Gottheiten schon notwendige Requisiten, und die Art, wie er Mythologie und christliche Anschauungswelt friedlich nebeneinander laufen lässt, beweist, dass er von seinem Standpunkt die Gegenaktion sowohl eines Savonarola und Tasso wie eines du Bartas nicht hätte verstehen können.1) Sidney dagegen, der weiter als die meisten seiner Zeitgenossen zu einem wirklichen Verständnis der Antike vorgedrungen war, dem dadurch und durch seinen christlichen. Standpunkt, trotz aller Renaissancezugehörigkeit, das Ankämpfen der Kirchenväter gegen die abgöttische Mythologieverwendung wohl verständlich war, meidet in seinem Werk sowohl eine Umbiegung wie eine überreichliche Verwendung der klassischen Mythologie. Sich des Deckmantels der antiken Religion, besonders bei Berührung religiöser Fragen, zu bedienen, war ihm unmöglich und lieber gibt er, seiner eigenen Theorie eigentlich widersprechend, ein Gemisch heidnischer und christlicher Begriffe. Aber auch da verfährt er so, dass nichts dem christlichen Empfinden widerspricht. Nur in vereinzelten Fällen zieht eine der Figuren der Arkadia oder der Dichter selbst Gestalten der antiken Mythologie oder Sage zum Vergleich mit anderen Geschehnissen heran, aber in einer natürlich wirkenden, dem Fall angepassten Art und Weise, die völlig frei ist von der gesuchten Gelehrsamkeit eines Lily. Es geschieht mehr in einer der Renaissance ebenfalls vertrauten Empfindung, Parallelen aus der nach in der Gegenwart nutzbaren Lehren durchstöberten Antike aufzuzeigen (vgl. Brie/Sidneys Arc. S. 197 ff., daselbst auch die Belege). Sowie dann nicht mehr weltliche sondern religiöse Themen den Dichtern vorliegen, ist ein weiteres Zurücktreten der antiken Mythologie ja selbstverständlich. Dass trotzdem die Spenserschule und also auch Phineas Fletcher an einem reichlichen Gebrauch festhält, ist nach dem Vorbild des Meisters zu erwarten. Sein Stoff scheint die Antike auszuschliessen, mehr noch als der Spensers, und die Anspielungen auf antike Mythen, die er nach dessen Vorgang als einziges Erbe der Liebe zur antiken Dichtung in seinem Epos anbringt, wirken fremd in der vom Geist mittelalterlicher Allegorie durchdrungenen Dichtung.

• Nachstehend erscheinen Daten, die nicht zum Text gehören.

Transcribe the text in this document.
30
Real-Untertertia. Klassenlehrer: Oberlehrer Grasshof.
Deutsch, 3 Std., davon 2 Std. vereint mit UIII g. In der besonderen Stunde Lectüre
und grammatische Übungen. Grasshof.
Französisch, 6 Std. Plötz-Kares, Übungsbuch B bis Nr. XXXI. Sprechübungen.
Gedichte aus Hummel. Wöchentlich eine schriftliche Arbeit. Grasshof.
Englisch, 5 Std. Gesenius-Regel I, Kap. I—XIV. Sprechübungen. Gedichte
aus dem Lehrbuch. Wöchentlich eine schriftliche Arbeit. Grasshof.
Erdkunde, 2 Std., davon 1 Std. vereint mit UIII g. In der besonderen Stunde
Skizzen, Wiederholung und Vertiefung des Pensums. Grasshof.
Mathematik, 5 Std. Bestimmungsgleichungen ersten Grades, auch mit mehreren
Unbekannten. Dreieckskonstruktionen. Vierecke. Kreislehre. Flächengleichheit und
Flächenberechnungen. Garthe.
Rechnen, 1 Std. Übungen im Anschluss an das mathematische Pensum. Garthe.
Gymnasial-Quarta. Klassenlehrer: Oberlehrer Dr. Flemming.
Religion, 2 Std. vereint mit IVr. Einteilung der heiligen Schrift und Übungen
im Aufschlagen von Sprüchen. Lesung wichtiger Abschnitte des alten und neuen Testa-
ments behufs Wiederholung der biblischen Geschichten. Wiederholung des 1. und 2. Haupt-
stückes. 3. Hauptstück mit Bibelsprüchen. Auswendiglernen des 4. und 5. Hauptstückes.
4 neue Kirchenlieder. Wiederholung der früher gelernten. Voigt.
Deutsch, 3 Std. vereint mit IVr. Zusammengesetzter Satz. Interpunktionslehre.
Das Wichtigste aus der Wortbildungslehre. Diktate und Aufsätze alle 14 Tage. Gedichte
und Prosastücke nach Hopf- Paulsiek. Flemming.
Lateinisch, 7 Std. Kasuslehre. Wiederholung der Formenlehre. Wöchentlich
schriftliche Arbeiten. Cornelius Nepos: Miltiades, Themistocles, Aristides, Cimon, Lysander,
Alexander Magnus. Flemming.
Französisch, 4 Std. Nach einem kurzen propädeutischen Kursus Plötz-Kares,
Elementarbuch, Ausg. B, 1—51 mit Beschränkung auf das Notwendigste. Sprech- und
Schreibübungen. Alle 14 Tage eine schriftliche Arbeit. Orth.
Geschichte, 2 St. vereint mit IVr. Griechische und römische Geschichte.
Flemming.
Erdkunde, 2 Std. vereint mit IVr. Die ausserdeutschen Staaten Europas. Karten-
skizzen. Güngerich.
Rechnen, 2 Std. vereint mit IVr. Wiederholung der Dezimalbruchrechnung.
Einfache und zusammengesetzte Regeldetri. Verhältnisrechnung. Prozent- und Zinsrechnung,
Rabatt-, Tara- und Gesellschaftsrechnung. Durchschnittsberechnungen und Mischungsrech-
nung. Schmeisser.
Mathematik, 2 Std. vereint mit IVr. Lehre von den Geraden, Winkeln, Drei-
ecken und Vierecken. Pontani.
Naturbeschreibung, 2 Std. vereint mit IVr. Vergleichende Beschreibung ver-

Die an sich vielleicht mittelalterliche, aber in ihren Ergebnissen Antike und Christentum als fremde Mächte enthüllende Mythologiedeutung der Theoretiker war bei den Dichtern erst unvollkommen erwacht, die offenkundige

1) Die Resultate von A. E. Sawtelle/The Sources of Spenser's Classical Mythology, Boston 1896, konnte ich leider nicht vergleichen, da das Buch laut Auskunftsbüro nur an der Universitätsbibliothek Strassburg vorhanden.